After wrapping sessions in Mississippi, G. Love brought the album back north to bolster the hip-hop side of things, enlisting Schoolly D, Speech, and the famed Freddie Foxxx to lend their considerable MC skills on top of the existing performances.

“It was such a thrill to bring these iconic pioneers and young emerging talents together in one place,” G. Love reflects. “Celebrating the greats while championing the next generation has always been at the core of what I’m trying to do as an artist.”
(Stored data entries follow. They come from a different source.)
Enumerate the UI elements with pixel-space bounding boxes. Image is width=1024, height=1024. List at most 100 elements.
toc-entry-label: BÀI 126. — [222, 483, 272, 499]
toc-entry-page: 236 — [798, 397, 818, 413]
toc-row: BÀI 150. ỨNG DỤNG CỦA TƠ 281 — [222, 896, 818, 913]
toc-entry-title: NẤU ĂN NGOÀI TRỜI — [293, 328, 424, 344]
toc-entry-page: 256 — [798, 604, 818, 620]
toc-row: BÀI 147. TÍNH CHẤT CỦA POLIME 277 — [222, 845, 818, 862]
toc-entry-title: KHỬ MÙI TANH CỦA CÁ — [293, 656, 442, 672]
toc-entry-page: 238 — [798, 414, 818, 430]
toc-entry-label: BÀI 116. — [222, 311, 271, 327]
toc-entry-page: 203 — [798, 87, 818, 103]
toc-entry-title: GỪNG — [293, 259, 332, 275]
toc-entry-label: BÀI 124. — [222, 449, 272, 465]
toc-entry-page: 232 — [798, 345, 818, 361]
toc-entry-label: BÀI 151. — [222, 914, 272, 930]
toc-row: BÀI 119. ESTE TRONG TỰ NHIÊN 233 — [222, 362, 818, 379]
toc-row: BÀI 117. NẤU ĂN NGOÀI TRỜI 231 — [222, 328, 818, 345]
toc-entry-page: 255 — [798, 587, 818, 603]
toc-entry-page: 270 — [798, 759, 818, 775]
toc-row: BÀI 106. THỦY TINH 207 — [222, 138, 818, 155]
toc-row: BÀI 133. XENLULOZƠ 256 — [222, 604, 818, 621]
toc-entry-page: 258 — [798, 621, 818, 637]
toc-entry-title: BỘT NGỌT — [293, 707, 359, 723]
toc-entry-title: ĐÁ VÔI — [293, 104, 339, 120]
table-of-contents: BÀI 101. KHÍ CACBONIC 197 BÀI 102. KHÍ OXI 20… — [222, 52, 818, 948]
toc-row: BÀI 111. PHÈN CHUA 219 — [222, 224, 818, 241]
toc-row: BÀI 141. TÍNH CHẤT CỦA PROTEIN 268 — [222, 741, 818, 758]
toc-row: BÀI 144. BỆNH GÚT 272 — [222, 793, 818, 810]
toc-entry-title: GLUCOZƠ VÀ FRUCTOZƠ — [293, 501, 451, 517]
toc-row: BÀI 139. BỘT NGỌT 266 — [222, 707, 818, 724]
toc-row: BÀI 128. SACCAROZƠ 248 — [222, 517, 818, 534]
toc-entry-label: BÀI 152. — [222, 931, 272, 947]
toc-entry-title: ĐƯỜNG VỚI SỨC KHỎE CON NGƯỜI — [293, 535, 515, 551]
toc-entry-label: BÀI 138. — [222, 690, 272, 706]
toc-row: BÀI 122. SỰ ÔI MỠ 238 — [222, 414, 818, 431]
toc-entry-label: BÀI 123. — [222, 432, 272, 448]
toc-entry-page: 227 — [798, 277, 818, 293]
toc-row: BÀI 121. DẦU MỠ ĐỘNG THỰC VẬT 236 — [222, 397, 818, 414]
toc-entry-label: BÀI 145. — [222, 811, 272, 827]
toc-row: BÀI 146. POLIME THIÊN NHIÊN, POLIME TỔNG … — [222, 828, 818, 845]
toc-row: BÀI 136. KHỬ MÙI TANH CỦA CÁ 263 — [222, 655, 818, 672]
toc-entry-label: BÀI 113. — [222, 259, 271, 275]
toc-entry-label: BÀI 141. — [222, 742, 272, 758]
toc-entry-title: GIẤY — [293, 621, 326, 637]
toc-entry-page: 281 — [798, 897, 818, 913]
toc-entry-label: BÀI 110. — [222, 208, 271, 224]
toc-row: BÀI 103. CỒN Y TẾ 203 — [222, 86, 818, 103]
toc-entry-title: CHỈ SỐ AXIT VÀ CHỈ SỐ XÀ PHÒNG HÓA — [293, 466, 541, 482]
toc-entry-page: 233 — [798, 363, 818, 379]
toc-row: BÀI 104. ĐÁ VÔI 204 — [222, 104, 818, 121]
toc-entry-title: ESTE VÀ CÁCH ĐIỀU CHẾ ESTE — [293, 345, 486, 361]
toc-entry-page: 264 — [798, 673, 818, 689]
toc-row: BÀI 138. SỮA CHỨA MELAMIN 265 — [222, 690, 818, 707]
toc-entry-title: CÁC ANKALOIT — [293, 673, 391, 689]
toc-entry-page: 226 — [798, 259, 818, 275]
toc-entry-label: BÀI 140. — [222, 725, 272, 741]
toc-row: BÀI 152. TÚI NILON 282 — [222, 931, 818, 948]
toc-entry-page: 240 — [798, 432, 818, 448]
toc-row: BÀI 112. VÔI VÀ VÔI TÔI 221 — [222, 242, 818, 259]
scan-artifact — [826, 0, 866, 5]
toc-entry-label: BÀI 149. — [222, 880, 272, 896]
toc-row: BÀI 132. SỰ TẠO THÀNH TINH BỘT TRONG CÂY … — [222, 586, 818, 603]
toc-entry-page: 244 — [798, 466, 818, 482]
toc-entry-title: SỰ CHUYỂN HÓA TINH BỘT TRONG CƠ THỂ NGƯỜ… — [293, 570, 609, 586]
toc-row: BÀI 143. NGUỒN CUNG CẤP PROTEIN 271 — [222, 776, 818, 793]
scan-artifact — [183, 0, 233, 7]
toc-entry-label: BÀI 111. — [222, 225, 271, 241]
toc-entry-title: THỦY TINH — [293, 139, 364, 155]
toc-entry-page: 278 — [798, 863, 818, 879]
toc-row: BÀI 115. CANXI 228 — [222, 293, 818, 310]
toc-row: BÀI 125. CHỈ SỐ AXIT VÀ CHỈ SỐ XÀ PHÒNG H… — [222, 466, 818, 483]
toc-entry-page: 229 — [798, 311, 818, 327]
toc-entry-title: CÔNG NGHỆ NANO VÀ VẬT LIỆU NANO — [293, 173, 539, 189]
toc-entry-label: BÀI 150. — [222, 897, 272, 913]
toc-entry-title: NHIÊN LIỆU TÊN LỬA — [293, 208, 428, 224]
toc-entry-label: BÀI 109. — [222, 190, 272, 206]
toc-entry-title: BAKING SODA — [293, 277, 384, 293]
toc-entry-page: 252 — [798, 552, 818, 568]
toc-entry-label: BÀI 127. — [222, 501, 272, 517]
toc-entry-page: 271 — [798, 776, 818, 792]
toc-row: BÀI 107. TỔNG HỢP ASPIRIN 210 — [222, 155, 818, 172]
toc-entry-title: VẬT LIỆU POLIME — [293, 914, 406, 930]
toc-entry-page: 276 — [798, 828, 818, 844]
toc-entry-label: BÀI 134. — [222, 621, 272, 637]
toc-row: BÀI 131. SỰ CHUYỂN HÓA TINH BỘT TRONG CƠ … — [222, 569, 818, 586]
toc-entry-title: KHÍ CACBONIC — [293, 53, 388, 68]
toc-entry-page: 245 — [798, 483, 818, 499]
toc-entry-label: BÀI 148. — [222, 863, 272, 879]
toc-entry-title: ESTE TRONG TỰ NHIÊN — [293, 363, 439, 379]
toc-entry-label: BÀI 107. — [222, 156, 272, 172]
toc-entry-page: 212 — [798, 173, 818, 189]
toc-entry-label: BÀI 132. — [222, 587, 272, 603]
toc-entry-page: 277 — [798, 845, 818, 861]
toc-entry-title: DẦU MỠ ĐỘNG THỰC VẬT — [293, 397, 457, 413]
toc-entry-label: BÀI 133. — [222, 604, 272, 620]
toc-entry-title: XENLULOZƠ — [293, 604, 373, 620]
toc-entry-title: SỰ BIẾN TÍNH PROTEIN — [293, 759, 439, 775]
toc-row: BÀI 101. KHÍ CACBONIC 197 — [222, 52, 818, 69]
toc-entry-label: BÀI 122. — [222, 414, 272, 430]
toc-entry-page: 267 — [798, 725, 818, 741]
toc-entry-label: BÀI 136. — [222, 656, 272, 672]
Album opener “Love From Philly” sets the stage, pairing a hip-hop tribute to the City of Brotherly Love with blistering electric guitars and wailing harmonica. Like much of the album, the track blurs the lines between rap, rock, and blues, incorporating elements of each in an explosive mix that manages to feel electrifying even in its darkest moments (the intoxicating “Mississippi,” for instance, brings together four different voices to reflect on the state’s painful past and rich cultural legacy, while the scorching “I Ain’t Living,” which features Jackson front and center, knows its worth and refuses to be mistreated). For the most part, though, Philadelphia Mississippi is an infectiously optimistic collection, one that revels in the power of love and commitment (“My Ball”), loyalty and friendship (“Laughing In The Sunshine”), and perseverance and resolve (“Lemonades”). The joy permeating these songs is palpable: it’s difficult not to smile at playful jams like “Sauce Up!” and “Shouts Out,” which thrive on good times and camaraderie, and it’s downright impossible to sit still while rousing tunes like the timeless “Guitar Man” and exhilarating “HipHopHarpin’” spill out of the speakers. But perhaps it’s “The Philly Sound” that best encapsulates G. Love’s ultimate vision for the album, with a bare bones, bottleneck slide guitar underpinning his freestyle memories of falling in love with the music that made him the man he is today.

“It’s a blues song about hip-hop culture,” he explains. “It’s the sound of the North and the South, the old and the new, the past and the future all coming together at once.”

It’s the sound of Philadelphia Mississippi.